For the whole of last week, as I took the Metro from Krishi Bhavan, I have been noticing them. Sometimes in two’s or three’s, sometimes in a group, young women and men, old women in traditional Tibetan garb, prayer beads in hand, worn out and tired. They got in at Rajiv Chowk or at Patel Chowk, obviously on their way from or to a demonstration. Some were returning to Majnu ka Tila, very near where I lived. I noticed so many things about them. Like distant people who are at a marginal removed from our collective consciousness, they were now all over the public space of the Metro stations, transforming an ambiguous and impersonal city space with the intensity and vivacity of their silent presence.
    Today, the Tibetans who came into the train carried the red, blue and yellow flags of their lost homeland. Unlike the stereotype of exiled people that we might harbour in our heads, they did not look passive, abject, listless. They were quiet, determined, and serene as they trooped into the train. A young man wore a T-shirt with bold letters, ‘Justice is raped in Tibet.’ A young mother, with a baby strapped on her shoulders, came in too. I looked up and stood to give her my seat. The baby dozed, its plump forehead wearing a bright blue message, ‘Free Tibet.’ The mother looked tired, she had been demonstrating at Jantar Mantar, in anticipation against the Beijing Olympic torch that was to cross Lutyens’ Delhi, a city that was her home but where she did not belong.

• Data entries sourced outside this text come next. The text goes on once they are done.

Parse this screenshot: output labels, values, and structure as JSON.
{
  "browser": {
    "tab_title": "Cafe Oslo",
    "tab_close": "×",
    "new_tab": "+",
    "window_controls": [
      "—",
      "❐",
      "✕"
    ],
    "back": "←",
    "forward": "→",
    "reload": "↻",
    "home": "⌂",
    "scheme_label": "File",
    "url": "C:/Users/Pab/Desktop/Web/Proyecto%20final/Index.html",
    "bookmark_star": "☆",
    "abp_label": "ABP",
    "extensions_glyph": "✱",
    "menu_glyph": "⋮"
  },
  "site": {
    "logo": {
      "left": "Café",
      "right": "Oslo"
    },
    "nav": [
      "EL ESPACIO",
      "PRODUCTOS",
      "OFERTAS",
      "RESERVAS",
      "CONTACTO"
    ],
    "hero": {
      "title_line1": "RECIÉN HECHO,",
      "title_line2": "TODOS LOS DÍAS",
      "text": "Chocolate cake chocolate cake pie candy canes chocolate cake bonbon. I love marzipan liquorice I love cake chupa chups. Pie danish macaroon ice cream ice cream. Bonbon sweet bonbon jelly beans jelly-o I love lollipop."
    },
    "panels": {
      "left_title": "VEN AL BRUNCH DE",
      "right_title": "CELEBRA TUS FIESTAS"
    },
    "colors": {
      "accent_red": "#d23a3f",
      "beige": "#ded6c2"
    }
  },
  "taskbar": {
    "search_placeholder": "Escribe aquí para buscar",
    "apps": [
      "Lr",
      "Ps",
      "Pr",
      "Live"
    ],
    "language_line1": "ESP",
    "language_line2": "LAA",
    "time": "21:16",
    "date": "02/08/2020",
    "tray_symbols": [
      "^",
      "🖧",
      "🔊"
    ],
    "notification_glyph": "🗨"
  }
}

    I stood staring, forgetting my resolve not to do that. There was something about all of them that made me forget an unwritten rule of urban travel. I was a seasoned Metro traveler, averting my eyes from direct eye contacts, keeping an impassive countenance. The Tibetans were quiet, not euphoric after a public demonstration of their strength and resolve. The Tibetans were smiling, not at all scared after confronting the might of nations determined to crush their public demonstrations of anger. Into the impersonal, glittering neon lit interior of the Metro train they brought a steely determination, a glow of their unequivocal political consciousness, their unbroken spirit, like Lhasa’s crisp cold air that many of them have never felt on their faces but they knew in their dreams. They stood out amongst all others, and I looked at them. What brought us close? It was something so far distant and yet so familiar that I could not put it into words. The whole morning I had been
 reading about DP’s, in rehabilitation parlance Displaced Persons, of India’s Partition in 1947 who came into West Bengal’s borders, trundling broken trunks and shattered lives. In the grey photographs of the newspapers, their faces looked the same, yet in the quiet way they held themselves, I recognized a posture that I had seen so often this past week. They were people who were the flotsam and jetsam of politics, yet determined to be alive, to survive, to hang around with endless patience in the waiting rooms of history. In every decade, they were fated to crowd into our lives, determined to make us feel and see as we go about our busy lives.

Today I knew what I had in common with that Tibetan mother and that man in his black T-shirt, like those other countless grey ghostly faces in the newspapers. I knew for a fact that these men and women was transforming this metropolis that was not my own and where I did not belong either. This knowledge lay between us, like an unspoken word of love, and that united all of us in the compartment as the train carried us to light and distant dreams.